Relation to Prior Work: To build their method, the authors assumed that the NN to be trained is in fact already pre-trained. This assumption justifies the “linear approximation”, which is absolutely necessary. As explained by the authors, this framework comes from the article “Gradients as Features for Deep Representation Learning”, Mu 2020. They have combined it with one theoretical result of the article “Mean-field Behaviour of Neural Tangent Kernel for Deep Neural Networks”, Hayou 2019, to obtain their theoretical result. Concerning the “prior works”, I expected that some methods for learning curve prediction would be cited (e.g. "Learning Curve Prediction with Bayesian Neural Networks", Klein 2017, contains a few references). To my knowledge, they are the closest works to the presented method, although they are not concurrent. At least, a short discussion between the actual goal of the authors and learning curve prediction should be presented. Moreover, the authors tried to perform learning curve prediction (but in the appendix only).

Reproducibility: Yes

Additional Feedback:

Review 4

Summary and Contributions: This paper proposes a way to predict the number of optimization steps that a pre- trained deep network needs to converge to a given value of the loss function. It assumes that the deep network during fine-tuning are approximated by those of a linearized model.
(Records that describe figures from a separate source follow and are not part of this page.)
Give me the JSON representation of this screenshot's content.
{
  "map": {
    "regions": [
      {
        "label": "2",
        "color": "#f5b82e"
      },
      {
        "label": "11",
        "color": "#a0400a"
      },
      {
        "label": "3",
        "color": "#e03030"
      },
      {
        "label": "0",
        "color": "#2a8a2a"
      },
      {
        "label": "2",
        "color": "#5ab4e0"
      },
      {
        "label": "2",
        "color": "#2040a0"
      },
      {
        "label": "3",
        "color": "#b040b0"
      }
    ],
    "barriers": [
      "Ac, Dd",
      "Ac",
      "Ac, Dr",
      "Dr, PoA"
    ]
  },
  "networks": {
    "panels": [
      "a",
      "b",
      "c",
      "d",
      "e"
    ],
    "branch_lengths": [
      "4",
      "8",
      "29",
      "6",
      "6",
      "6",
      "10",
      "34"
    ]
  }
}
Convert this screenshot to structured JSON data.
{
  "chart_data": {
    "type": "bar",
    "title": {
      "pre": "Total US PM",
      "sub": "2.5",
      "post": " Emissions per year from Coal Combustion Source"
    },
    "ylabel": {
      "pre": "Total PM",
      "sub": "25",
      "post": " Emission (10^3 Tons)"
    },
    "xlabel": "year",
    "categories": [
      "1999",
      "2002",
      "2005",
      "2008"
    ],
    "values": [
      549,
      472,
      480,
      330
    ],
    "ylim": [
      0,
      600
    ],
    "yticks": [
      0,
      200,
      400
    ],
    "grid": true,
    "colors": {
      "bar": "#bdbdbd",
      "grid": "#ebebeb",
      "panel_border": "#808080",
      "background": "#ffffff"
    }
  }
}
Strengths: It tackles an interesting problem, predicting the training time with different batch sizes and learning rates. It is tested on various datasets.

Weaknesses: The method assumes when a pre-trained network is fine-tuned, the solution remains close to the pre-trained weights which is not true for the datasets that are visually different and have a domain gap with the pre-training dataset. That's a big limitation of the work. With that limitation, the use case is limited. What are the accuracy of the trained models? Are they trained long enough to converge to their top accuracy? What are the accuracies of a network when trained long enough as in the real training time and when trained in predicted training time - is there a big gap? What is the dataset size in Figure 6 - is it 50, 250 and 625 images for training?

Correctness: The paper claims predicting training time. I am not sure if the predicted times match similar accuracies.

Clarity: The introduction starts by talking a linearized version of the DNN, I don't know what linearized version is. In Figure 1, is the predicted-real training times are plotted by increasing the dataset size, changing the batch size or learning rate? caption and figure don't say. What are the numbers in Table 1? Datasets are not explained, for example I don't know what surfaces dataset is, and how big it is.

Relation to Prior Work: The paper states that predicting the training time of a state-of-the-art architecture on large scale datasets is a relatively understudied topic. This paper is also the first one I read in this topic.

Reproducibility: Yes

Additional Feedback: I thank the authors for the rebuttal. After reading it and other reviewers comments, I increase my score to 6.